Donatelli’s film evolved from the poetic musings of a retired professional boxer. He had originally wanted to explore the unfamiliar nature of early morning San Francisco bars, but shifted his focus when he met a bartender with an interesting back story.

“Once I found out that he also wrote poetry, I knew that he was a strong enough character to carry a film,” Donatelli said.

Throughout the course of his project, Donatelli developed an appreciation for the sport, and really enjoyed immersing himself entirely in this person’s life, this person’s passion.

“Being a filmmaker is being granted permission to invade these people’s lives for a short time, and you can’t help but learn something,” Donatelli said.

Another first-year student, Anna Moot-Levin, also said that she’s interested in intimately exploring another person’s world.

“I find the process of getting to know the subject or subjects in your documentary extremely rewarding,” she said, stressing the importance of making her subjects feel comfortable in revealing their stories. “After a documentary shoot, I feel exhausted just because of the emotional support you need to provide to someone whose life you are documenting.”

Her documentary revolves around Telemachus Clay, a brave man who, while losing control over his body to Parkinson’s disease, invents new forms of physical exercise to maintain his independence.

For each film, students must construct a storyboard that forces them to question the purpose of the documentary, of each scene, of each moment. This imbues each scene with a sense of purpose, of artistic responsibility. Donatelli admires the fact that their film work “can bring out the inherent poetic nature of everyday life – that these real images can be crafted into a story that is based in reality and yet has your own fingerprint on it.”

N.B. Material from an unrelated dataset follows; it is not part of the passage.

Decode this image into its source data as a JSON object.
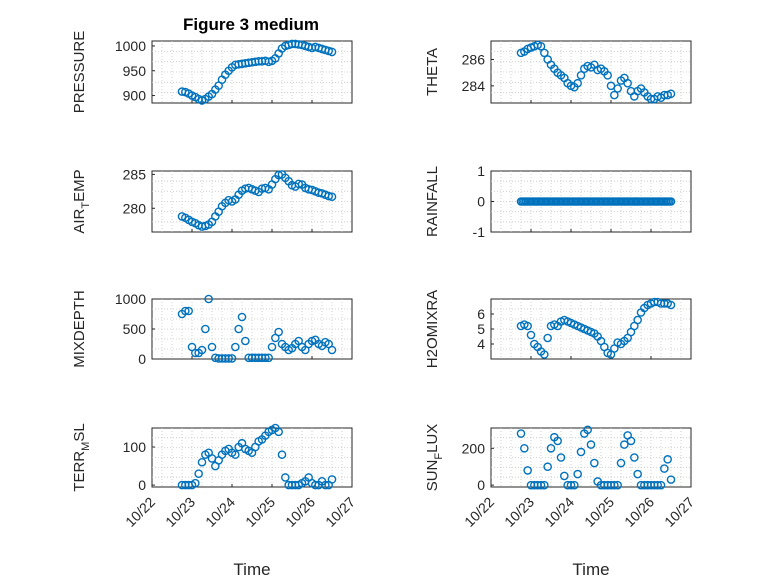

The introductory courses, which teach the history of documentaries, narrative approaches and the production of 16mm films, help students conceptualize their work. The coursework also encourages a holistic approach to filmmaking; the graduates master every aspect of filmmaking, including scoring, composition, light, sequencing and narrative development.

See the eight documentaries on Tuesday, Dec. 7 at 7:30 p.m. in Annenberg Auditorium. Admission is free.